Soto’s High-Wire Act Still Draws High Praise
He may be more than 60 years old, but Will Soto still walks a tightrope three evenings a week, juggling and bantering with crowds as the undisputed star of Key West’s famed sunset celebration at Mallory Square.
In fact Soto, who has the lean physique and quick enthusiasm of a much younger man, is one of the founders of the nightly celebration that draws scores of people to Mallory to watch buskers perform, browse vendors’ wares and applaud the sunset over Key West Harbor.
But just as the sunset gathering wasn’t always such a widely recognized spectacle, Soto wasn’t always an acrobat. He was a New Orleans–based artist, traveling the show circuit, when he was hijacked by a friend after a Coconut Grove art festival (and a few cocktails) and transported to Key West.
“I woke up in the back of his van crossing bridges,” Soto confesses.
He had seen Key West once before, in 1966, when his Navy destroyer escort briefly visited the port. But the second time, 10 years later, the island’s appeal took hold during his first early-morning walk.
“In those days, nothing was really rehabbed,” he recalls. “The houses were all funky and in a state of glorious disrepair. I said, ‘Wow, this is my place — where I want to be for a while.’ I just had some magical feeling about it.”
Almost immediately, Soto discovered Mallory Square and its nightly sunset celebration. At that time, it was simply an eclectic gathering of locals — a handful of artists selling trinkets, fishermen returning from a day on the water, hippies, a few musicians, a lone performing act and whoever else happened to wander by. Once the sun went down, the action began.
“Two or three or four drummers came together, and somebody would bring their guitar or a flute,” Soto says. “People started playing music, doing the limbo and partying, passing around wine and rum. There was a palpable magic in the air — it was the kind of wild, unabashed tropical party that you always wished you could stumble upon.”
The artist from New Orleans was hooked. And shortly, his new home inspired a new profession.
- Soto
Soto already had a background in gymnastics and an ability to juggle. Tempted by the wide open stage of Mallory Square, he abandoned the visual arts for the performing arts.

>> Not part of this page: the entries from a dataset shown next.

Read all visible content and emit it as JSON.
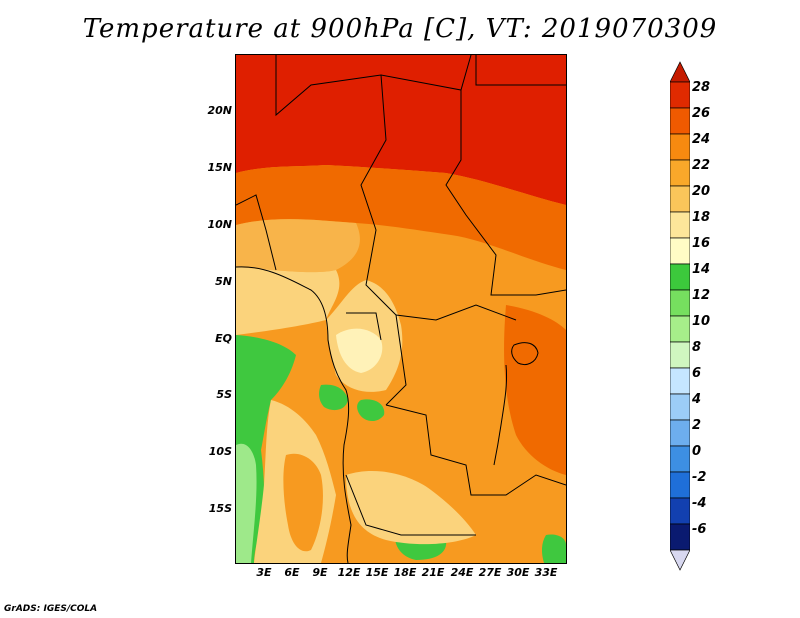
{
  "title": "Temperature at 900hPa [C], VT: 2019070309",
  "credit": "GrADS: IGES/COLA",
  "latitude_labels": [
    "20N",
    "15N",
    "10N",
    "5N",
    "EQ",
    "5S",
    "10S",
    "15S"
  ],
  "longitude_labels": [
    "3E",
    "6E",
    "9E",
    "12E",
    "15E",
    "18E",
    "21E",
    "24E",
    "27E",
    "30E",
    "33E"
  ],
  "colorbar": {
    "labels": [
      "28",
      "26",
      "24",
      "22",
      "20",
      "18",
      "16",
      "14",
      "12",
      "10",
      "8",
      "6",
      "4",
      "2",
      "0",
      "-2",
      "-4",
      "-6"
    ],
    "colors": [
      "#c51b00",
      "#e02a00",
      "#f05a00",
      "#f78a10",
      "#f9a82a",
      "#fbc55a",
      "#fde69a",
      "#fffcc5",
      "#3cc93c",
      "#76df5f",
      "#a6ee8a",
      "#d0f7c0",
      "#c5e6ff",
      "#9ccdf7",
      "#6daeee",
      "#3d8fe3",
      "#1f6fd9",
      "#1240b0",
      "#0a1a70",
      "#d8d8f0"
    ]
  },
  "colors": {
    "hot": "#df1f00",
    "warm": "#f06a00",
    "orange": "#f79a20",
    "light_orange": "#f8b44a",
    "yellow": "#fbd37c",
    "pale": "#fff2b8",
    "green": "#3fc83f",
    "light_green": "#9ee98a"
  }
}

“That exchange with the audience … felt so good and so right,” he says of his first attempts at performing. “Everything was so immediate and so magical that it said something to my soul that I needed.”
Fueled by the response from his small audience, Soto learned how to work a crowd. He took his juggling and comic patter to new heights when he ascended a tightrope high above the audience.
As the years passed and Key West’s tourism industry grew, the sunset celebration became a must-see event for virtually every visitor to the island city. Soto helped nurture its development into the internationally recognized “happening” it is today — and his photographed silhouette, standing on the high wire against a blazing sky and the waters of Key West Harbor, became an iconic symbol of the nightly gathering.
More than 30 years after his arrival in Key West, Soto’s trademark ponytail and mustache might be graying, but his body is as trim and limber as ever. His performances still sparkle, though he never imagined he’d be working the wire at his age.
“In fact, I would have told you that a 60-year-old acrobat probably wasn’t a possibility,” he admits. “The only reason my body can still handle what I’m doing is because I work out five days a week. I’m up early and I do kickboxing, tai chi, tae kwon do …”
As well as teaching martial arts, he maintains his physical strength by kayaking with his wife Amy.
Equally strong is his continued passion for Key West.
“There are always a million little things in Key West that are funky and you love,” he says. “Like coconuts falling in your yard that you can pick up and eat, or walking out your door and seeing a three-and-a-half-foot white heron standing in your front yard.”
After three decades of performing for sunset audiences, Will Soto is just as enthusiastic about it as he was when he attempted his first shows.
“I have never lost that love of that spontaneous magic you can create when you’re working with a live crowd,” he states.
For the innumerable people who applaud him at the sunset celebration, that’s very good news.